There’s no other way.

That’s what Dan Mattson came to understand at that Mass during the Courage conference.

It’s also what St. Peter believed when he wrote today’s second reading.  It’s what moved him in that text to urge us to take advantage of God’s patience and to turn away from our sins now!  He wrote, “[The Lord] is patient with you, not wishing that any should perish but that all should come to repentance.”  Later on he added, “Be eager to be found without spot or blemish before him, at peace.”

As eager as Dan Mattson was at that conference!

I also told Dan’s story today because it says something important to us about confession.  Confession is the normal way for Catholics to have their serious sins forgiven after Baptism.  It’s a great gift from God, through which we can respond to the call of John the Baptist to turn away from our sins.

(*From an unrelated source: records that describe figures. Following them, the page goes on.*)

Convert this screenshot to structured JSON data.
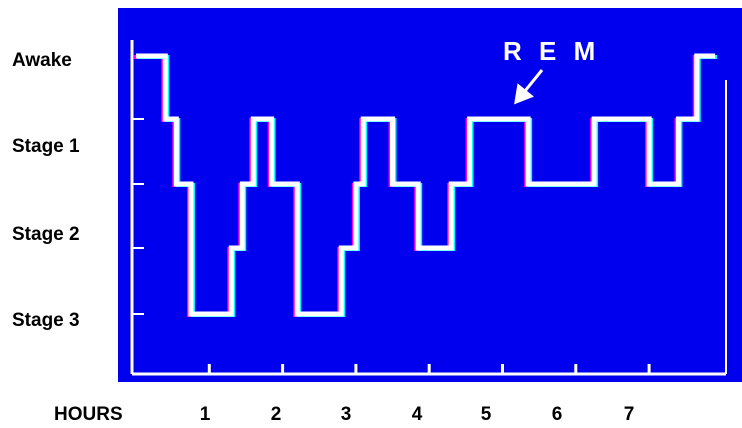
{
  "colors": {
    "plot_background": "#0000ee",
    "trace": "#ffffff",
    "trace_shadow_cyan": "#00ffff",
    "trace_shadow_magenta": "#ff00ff",
    "text": "#000000"
  },
  "chart_data": {
    "type": "line",
    "title": "",
    "xlabel": "HOURS",
    "ylabel": "",
    "x_ticks": [
      "1",
      "2",
      "3",
      "4",
      "5",
      "6",
      "7"
    ],
    "y_categories": [
      "Awake",
      "Stage 1",
      "Stage 2",
      "Stage 3"
    ],
    "annotation": {
      "text": "R E M",
      "points_to_hour": 5.4,
      "points_to_level": 1
    },
    "grid": false,
    "legend": "none",
    "step_line": true,
    "x_range": [
      0,
      7.9
    ],
    "level_scale": "0 = Awake, 1 = Stage 1, 2 = midway between Stage 1 and Stage 2, 3 = Stage 2, 4 = Stage 3",
    "series": [
      {
        "points": [
          {
            "hour": 0.0,
            "level": 0
          },
          {
            "hour": 0.4,
            "level": 1
          },
          {
            "hour": 0.55,
            "level": 2
          },
          {
            "hour": 0.75,
            "level": 4
          },
          {
            "hour": 1.3,
            "level": 3
          },
          {
            "hour": 1.45,
            "level": 2
          },
          {
            "hour": 1.6,
            "level": 1
          },
          {
            "hour": 1.85,
            "level": 2
          },
          {
            "hour": 2.2,
            "level": 4
          },
          {
            "hour": 2.8,
            "level": 3
          },
          {
            "hour": 3.0,
            "level": 2
          },
          {
            "hour": 3.1,
            "level": 1
          },
          {
            "hour": 3.5,
            "level": 2
          },
          {
            "hour": 3.85,
            "level": 3
          },
          {
            "hour": 4.3,
            "level": 2
          },
          {
            "hour": 4.55,
            "level": 1
          },
          {
            "hour": 5.35,
            "level": 2
          },
          {
            "hour": 6.25,
            "level": 1
          },
          {
            "hour": 7.0,
            "level": 2
          },
          {
            "hour": 7.4,
            "level": 1
          },
          {
            "hour": 7.65,
            "level": 0
          },
          {
            "hour": 7.9,
            "level": 0
          }
        ]
      }
    ]
  }
}
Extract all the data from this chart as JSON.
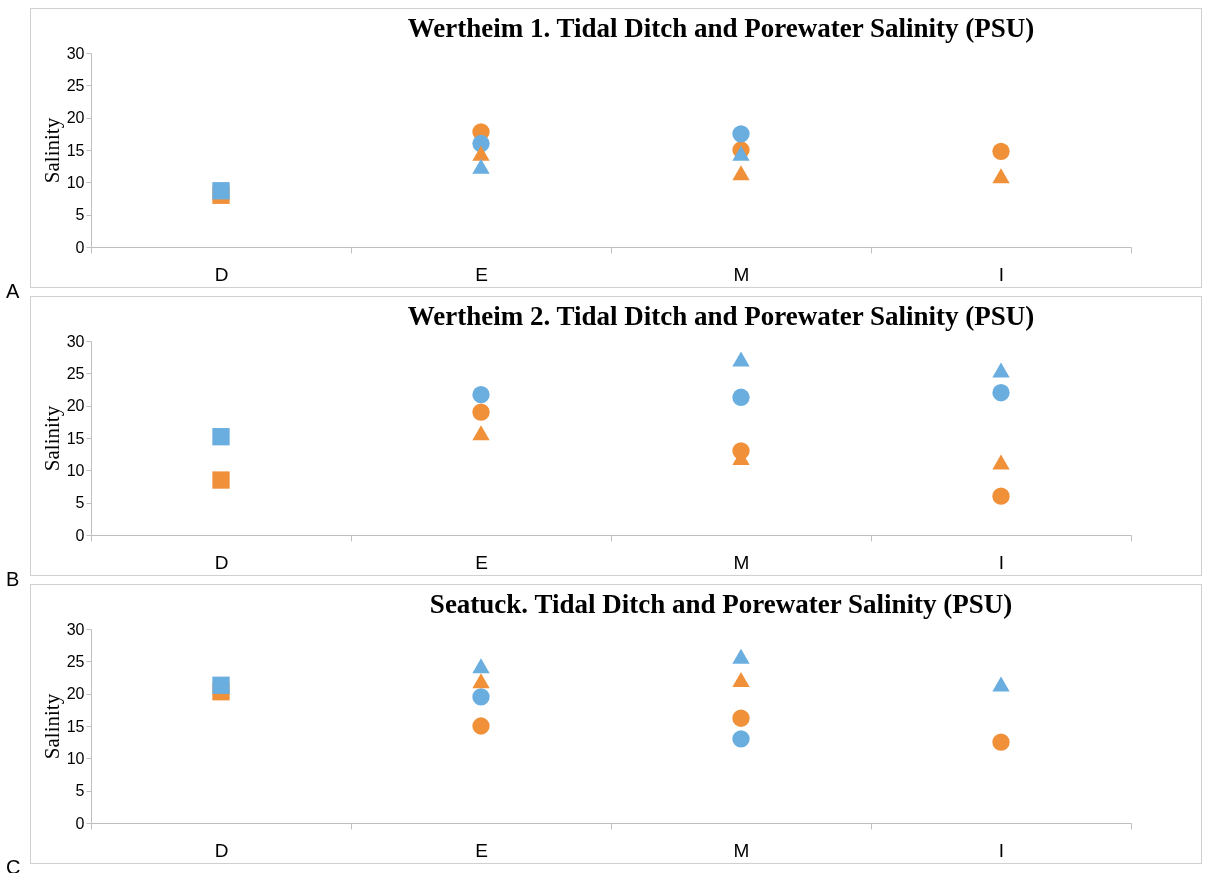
{
  "chart_data": [
    {
      "type": "scatter",
      "title": "Wertheim 1. Tidal Ditch and Porewater Salinity (PSU)",
      "ylabel": "Salinity",
      "categories": [
        "D",
        "E",
        "M",
        "I"
      ],
      "ylim": [
        0,
        30
      ],
      "yticks": [
        0,
        5,
        10,
        15,
        20,
        25,
        30
      ],
      "annotations": [
        "A"
      ],
      "series": [
        {
          "color": "#f0913a",
          "marker": "square",
          "values": [
            8,
            null,
            null,
            null
          ]
        },
        {
          "color": "#6aaee0",
          "marker": "square",
          "values": [
            8.7,
            null,
            null,
            null
          ]
        },
        {
          "color": "#f0913a",
          "marker": "circle",
          "values": [
            null,
            17.8,
            15,
            14.8
          ]
        },
        {
          "color": "#6aaee0",
          "marker": "circle",
          "values": [
            null,
            16,
            17.5,
            null
          ]
        },
        {
          "color": "#f0913a",
          "marker": "triangle",
          "values": [
            null,
            14.5,
            11.5,
            11
          ]
        },
        {
          "color": "#6aaee0",
          "marker": "triangle",
          "values": [
            null,
            12.5,
            14.5,
            null
          ]
        }
      ]
    },
    {
      "type": "scatter",
      "title": "Wertheim 2. Tidal Ditch and Porewater Salinity (PSU)",
      "ylabel": "Salinity",
      "categories": [
        "D",
        "E",
        "M",
        "I"
      ],
      "ylim": [
        0,
        30
      ],
      "yticks": [
        0,
        5,
        10,
        15,
        20,
        25,
        30
      ],
      "annotations": [
        "B"
      ],
      "series": [
        {
          "color": "#f0913a",
          "marker": "square",
          "values": [
            8.5,
            null,
            null,
            null
          ]
        },
        {
          "color": "#6aaee0",
          "marker": "square",
          "values": [
            15.2,
            null,
            null,
            null
          ]
        },
        {
          "color": "#f0913a",
          "marker": "circle",
          "values": [
            null,
            19,
            13,
            6
          ]
        },
        {
          "color": "#6aaee0",
          "marker": "circle",
          "values": [
            null,
            21.7,
            21.3,
            22
          ]
        },
        {
          "color": "#f0913a",
          "marker": "triangle",
          "values": [
            null,
            15.8,
            12,
            11.3
          ]
        },
        {
          "color": "#6aaee0",
          "marker": "triangle",
          "values": [
            null,
            null,
            27.2,
            25.5
          ]
        }
      ]
    },
    {
      "type": "scatter",
      "title": "Seatuck. Tidal Ditch and Porewater Salinity  (PSU)",
      "ylabel": "Salinity",
      "categories": [
        "D",
        "E",
        "M",
        "I"
      ],
      "ylim": [
        0,
        30
      ],
      "yticks": [
        0,
        5,
        10,
        15,
        20,
        25,
        30
      ],
      "annotations": [
        "C"
      ],
      "series": [
        {
          "color": "#f0913a",
          "marker": "square",
          "values": [
            20.3,
            null,
            null,
            null
          ]
        },
        {
          "color": "#6aaee0",
          "marker": "square",
          "values": [
            21.3,
            null,
            null,
            null
          ]
        },
        {
          "color": "#f0913a",
          "marker": "circle",
          "values": [
            null,
            15,
            16.2,
            12.5
          ]
        },
        {
          "color": "#6aaee0",
          "marker": "circle",
          "values": [
            null,
            19.5,
            13,
            null
          ]
        },
        {
          "color": "#f0913a",
          "marker": "triangle",
          "values": [
            null,
            22,
            22.2,
            null
          ]
        },
        {
          "color": "#6aaee0",
          "marker": "triangle",
          "values": [
            null,
            24.3,
            25.8,
            21.5
          ]
        }
      ]
    }
  ]
}
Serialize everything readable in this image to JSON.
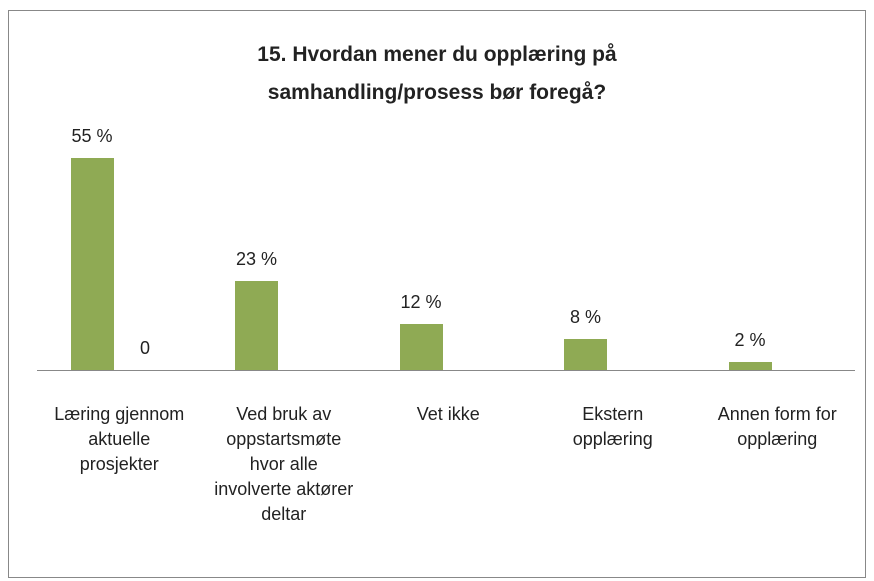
{
  "chart_data": {
    "type": "bar",
    "title": "15. Hvordan mener du opplæring på samhandling/prosess bør foregå?",
    "categories": [
      "Læring gjennom aktuelle prosjekter",
      "Ved bruk av oppstartsmøte hvor alle involverte aktører deltar",
      "Vet ikke",
      "Ekstern opplæring",
      "Annen form for opplæring"
    ],
    "series": [
      {
        "color": "#8faa54",
        "values": [
          55,
          23,
          12,
          8,
          2
        ],
        "value_labels": [
          "55 %",
          "23 %",
          "12 %",
          "8 %",
          "2 %"
        ]
      },
      {
        "color": "#c0504d",
        "values": [
          0,
          null,
          null,
          null,
          null
        ]
      }
    ],
    "ylim": [
      0,
      60
    ]
  }
}
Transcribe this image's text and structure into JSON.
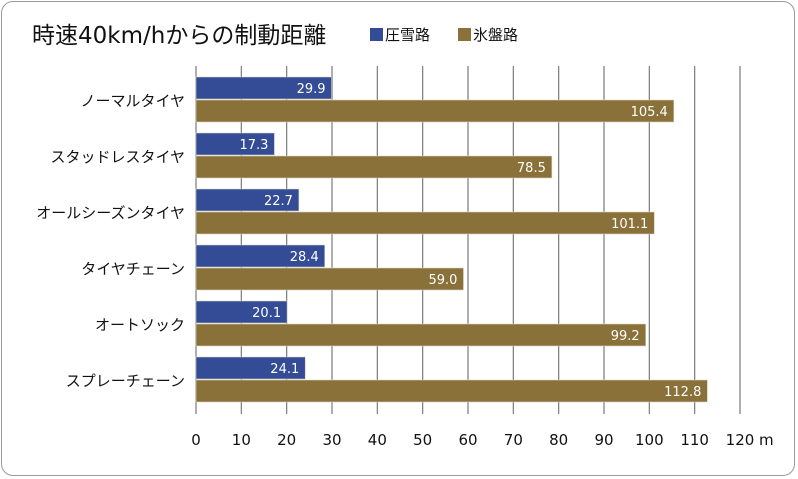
{
  "chart_data": {
    "type": "bar",
    "orientation": "horizontal",
    "title": "時速40km/hからの制動距離",
    "categories": [
      "ノーマルタイヤ",
      "スタッドレスタイヤ",
      "オールシーズンタイヤ",
      "タイヤチェーン",
      "オートソック",
      "スプレーチェーン"
    ],
    "series": [
      {
        "name": "圧雪路",
        "color": "#344b96",
        "values": [
          29.9,
          17.3,
          22.7,
          28.4,
          20.1,
          24.1
        ],
        "labels": [
          "29.9",
          "17.3",
          "22.7",
          "28.4",
          "20.1",
          "24.1"
        ]
      },
      {
        "name": "氷盤路",
        "color": "#8a7039",
        "values": [
          105.4,
          78.5,
          101.1,
          59.0,
          99.2,
          112.8
        ],
        "labels": [
          "105.4",
          "78.5",
          "101.1",
          "59.0",
          "99.2",
          "112.8"
        ]
      }
    ],
    "xlabel": "m",
    "xlim": [
      0,
      120
    ],
    "xticks": [
      "0",
      "10",
      "20",
      "30",
      "40",
      "50",
      "60",
      "70",
      "80",
      "90",
      "100",
      "110",
      "120"
    ],
    "grid": true,
    "legend": "top-right"
  }
}
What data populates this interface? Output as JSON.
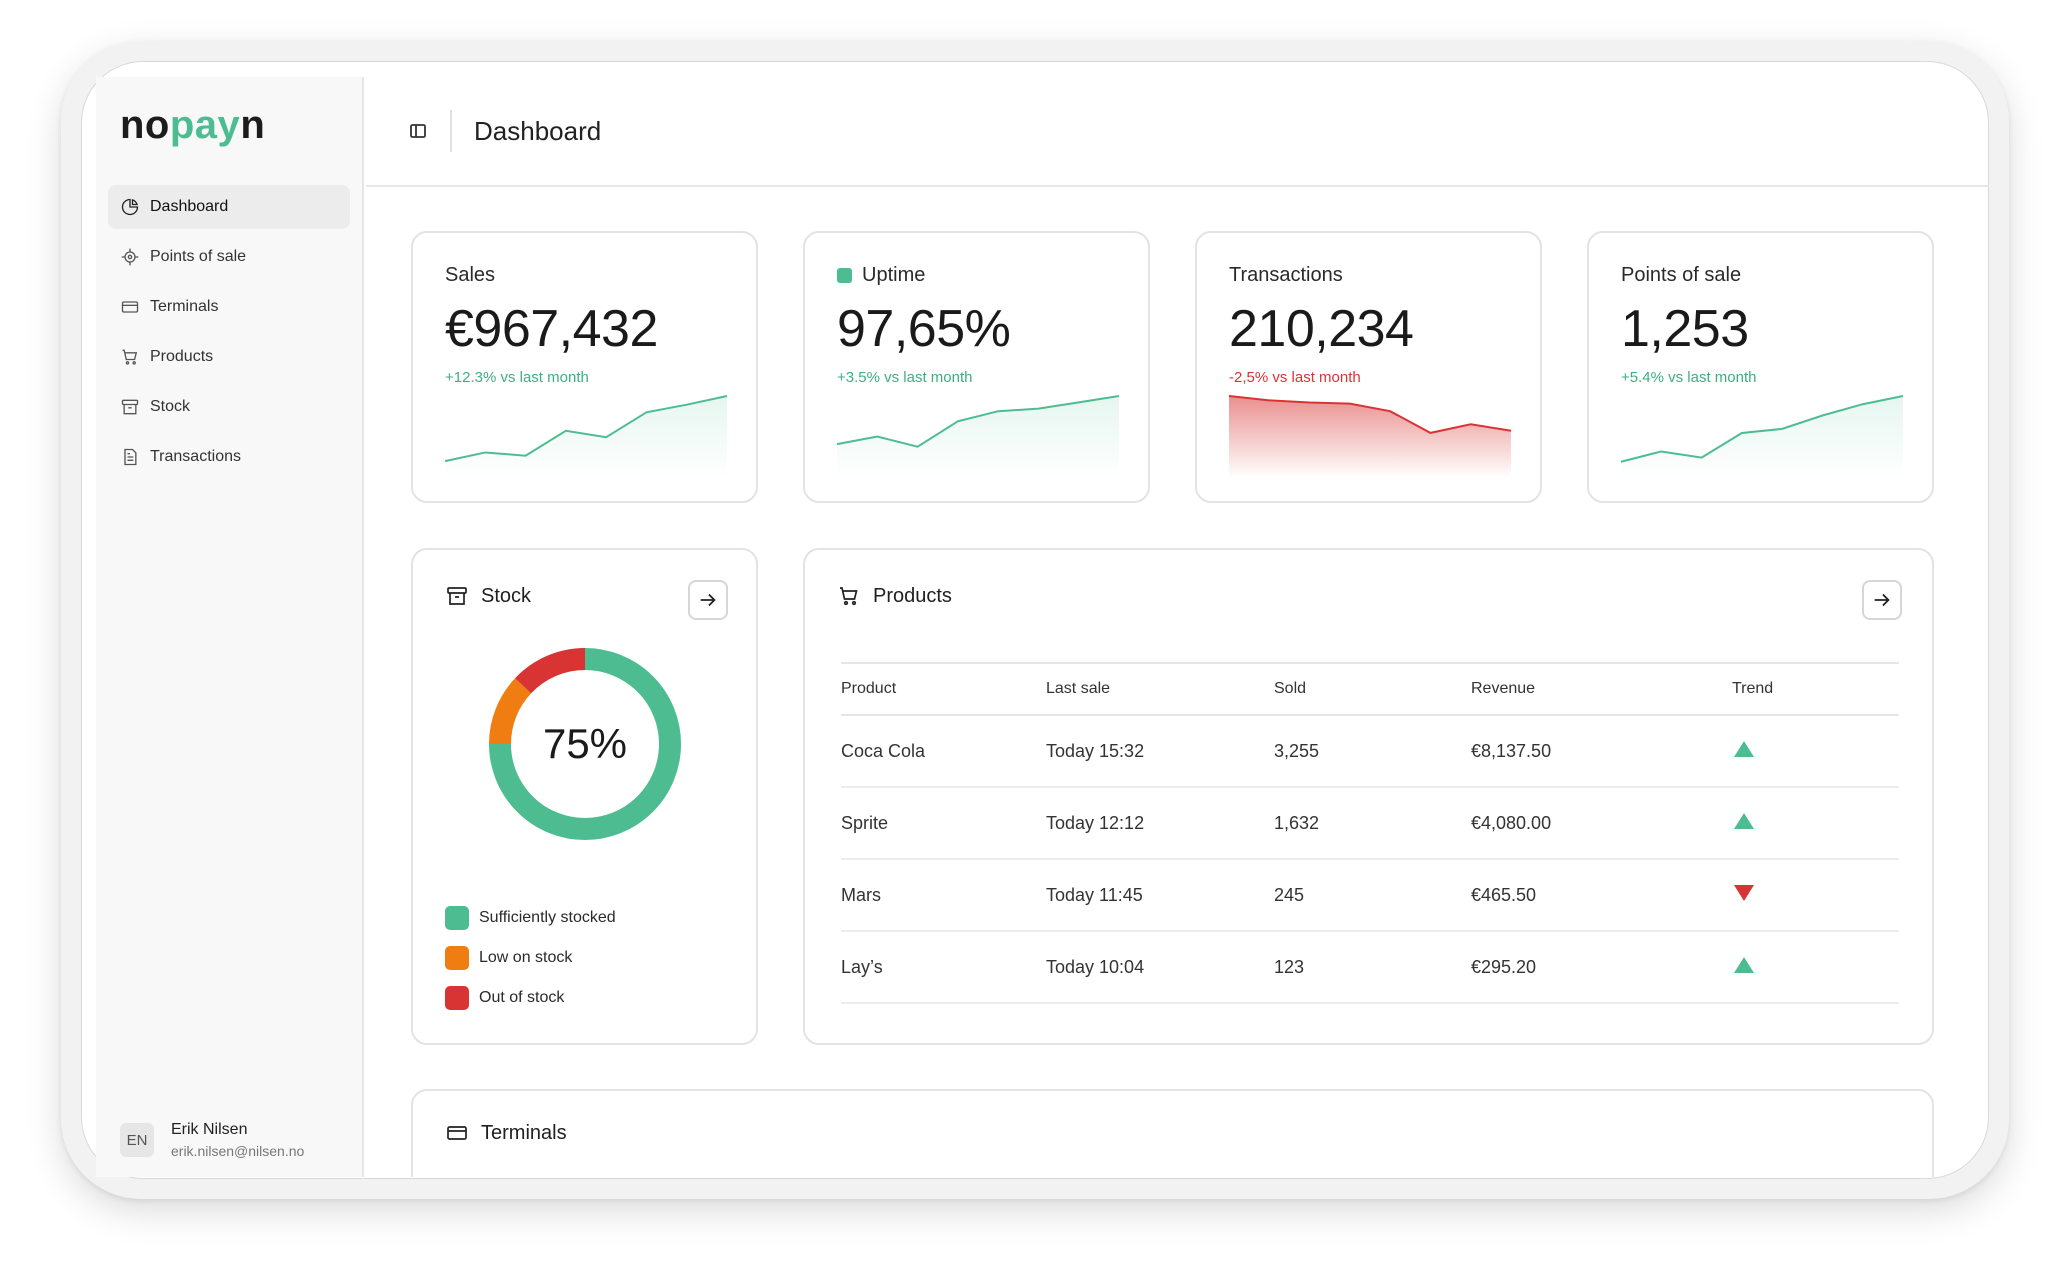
{
  "brand": {
    "prefix": "no",
    "accent": "pay",
    "suffix": "n",
    "accent_color": "#4dbd91"
  },
  "sidebar": {
    "items": [
      {
        "label": "Dashboard",
        "icon": "pie-chart-icon",
        "active": true
      },
      {
        "label": "Points of sale",
        "icon": "crosshair-icon"
      },
      {
        "label": "Terminals",
        "icon": "credit-card-icon"
      },
      {
        "label": "Products",
        "icon": "cart-icon"
      },
      {
        "label": "Stock",
        "icon": "archive-box-icon"
      },
      {
        "label": "Transactions",
        "icon": "document-icon"
      }
    ]
  },
  "user": {
    "initials": "EN",
    "name": "Erik Nilsen",
    "email": "erik.nilsen@nilsen.no"
  },
  "header": {
    "title": "Dashboard"
  },
  "kpis": [
    {
      "label": "Sales",
      "value": "€967,432",
      "change": "+12.3% vs last month",
      "trend": "positive",
      "series": [
        10,
        18,
        15,
        38,
        32,
        55,
        62,
        70
      ]
    },
    {
      "label": "Uptime",
      "value": "97,65%",
      "change": "+3.5% vs last month",
      "trend": "positive",
      "series": [
        22,
        28,
        20,
        40,
        48,
        50,
        55,
        60
      ]
    },
    {
      "label": "Transactions",
      "value": "210,234",
      "change": "-2,5% vs last month",
      "trend": "negative",
      "series": [
        70,
        66,
        64,
        63,
        56,
        36,
        44,
        38
      ]
    },
    {
      "label": "Points of sale",
      "value": "1,253",
      "change": "+5.4% vs last month",
      "trend": "positive",
      "series": [
        10,
        20,
        14,
        38,
        42,
        55,
        66,
        74
      ]
    }
  ],
  "stock": {
    "title": "Stock",
    "percent_label": "75%",
    "segments": [
      {
        "label": "Sufficiently stocked",
        "value": 75,
        "color": "#4dbd91"
      },
      {
        "label": "Low on stock",
        "value": 12,
        "color": "#f07d12"
      },
      {
        "label": "Out of stock",
        "value": 13,
        "color": "#d93434"
      }
    ]
  },
  "products": {
    "title": "Products",
    "columns": [
      "Product",
      "Last sale",
      "Sold",
      "Revenue",
      "Trend"
    ],
    "rows": [
      {
        "product": "Coca Cola",
        "last_sale": "Today 15:32",
        "sold": "3,255",
        "revenue": "€8,137.50",
        "trend": "up"
      },
      {
        "product": "Sprite",
        "last_sale": "Today 12:12",
        "sold": "1,632",
        "revenue": "€4,080.00",
        "trend": "up"
      },
      {
        "product": "Mars",
        "last_sale": "Today 11:45",
        "sold": "245",
        "revenue": "€465.50",
        "trend": "down"
      },
      {
        "product": "Lay’s",
        "last_sale": "Today 10:04",
        "sold": "123",
        "revenue": "€295.20",
        "trend": "up"
      }
    ]
  },
  "terminals": {
    "title": "Terminals"
  },
  "colors": {
    "positive": "#4dbd91",
    "negative": "#d93434",
    "warning": "#f07d12"
  }
}
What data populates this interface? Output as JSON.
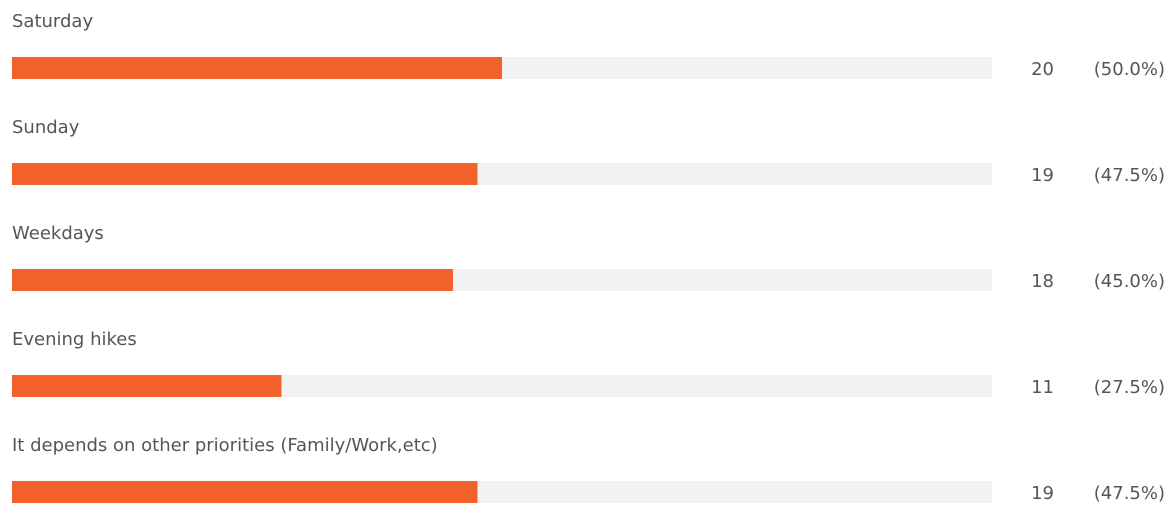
{
  "chart_data": {
    "type": "hbar",
    "categories": [
      "Saturday",
      "Sunday",
      "Weekdays",
      "Evening hikes",
      "It depends on other priorities (Family/Work,etc)"
    ],
    "counts": [
      20,
      19,
      18,
      11,
      19
    ],
    "values": [
      50.0,
      47.5,
      45.0,
      27.5,
      47.5
    ],
    "value_labels": [
      "(50.0%)",
      "(47.5%)",
      "(45.0%)",
      "(27.5%)",
      "(47.5%)"
    ],
    "xlim": [
      0,
      100
    ],
    "color": "#f26129",
    "track_color": "#f2f2f2"
  }
}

And yet we can so easily neglect the gift or take it for granted, can’t we?  That’s the thought that came to me as I read Dan’s story the other day. 

Here’s a guy—Dan Mattson—who did not take the gift for granted!  Here’s a guy who had his life transformed because (unlike many Catholics today) he made an honest—and thorough—confession of his sins in the sacrament.  He didn’t make excuses for what he had done; he didn’t hold anything back; he didn’t rationalize his sins away; he didn’t fail to confess something that he knew deep down inside he needed to confess.

He put it all out there!  He brought every serious sin he could possibly remember to Jesus Christ, his Lord and Savior, through the priest—and Jesus took all those sins away, giving Dan a joy and a peace in his heart that he had never known before. 

John the Baptist would love it!  John the Baptist would highly approve.  John the Baptist would be greatly pleased.


Which brings us, at last, to the really important question of the day: Would he—would John the Baptist—be just as pleased with us when we go to confession?